We start with the following claim: Claim. If $k$ is a positive integer, then $a^k{b}^{2021-k}\mid n$. Proof of the Claim. We have that $n^{2021}=n^k\cdot n^{2021-k}$ is divisible by $a^{2021k}\cdot b^{2021(2021-k)}$ and taking the $2021$-root we get the desired result. $\square$

Back to the problem, we will prove that the set $T=\{a^k{b}^{2021-k},k\ge 0\}$ consisting of $2022$ divisors of $n$, has the desired property.

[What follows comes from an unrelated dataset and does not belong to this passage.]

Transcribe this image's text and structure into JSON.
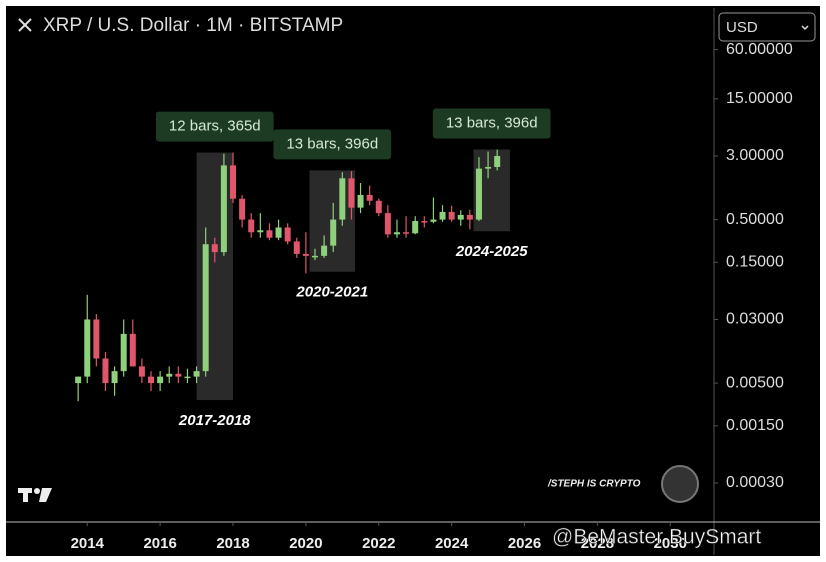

The sum of its elements is equal to $$S=\sum _{k=0}^{2021}{a}^k{b}^{2021-k}\equiv \sum _{k=0}^{2021}{a}^{2021}\equiv 0\mathrm{mod}2022.$$ On the other hand, the last sum is equal to $\frac{a^{2022}-b^{2022}}{a-b}$. We will prove that this is not divisible by $9$. Indeed, if $3^t\mid a-b$ then, since $3^1\mid 2022$, by the Lifting the Exponent Lemma, we have that $3^{t+1}\mid a^{2022}-b^{2022}$. This implies that $S$ is not divisible by $9$, therefore, $2022^2$ doesn't divide $S$.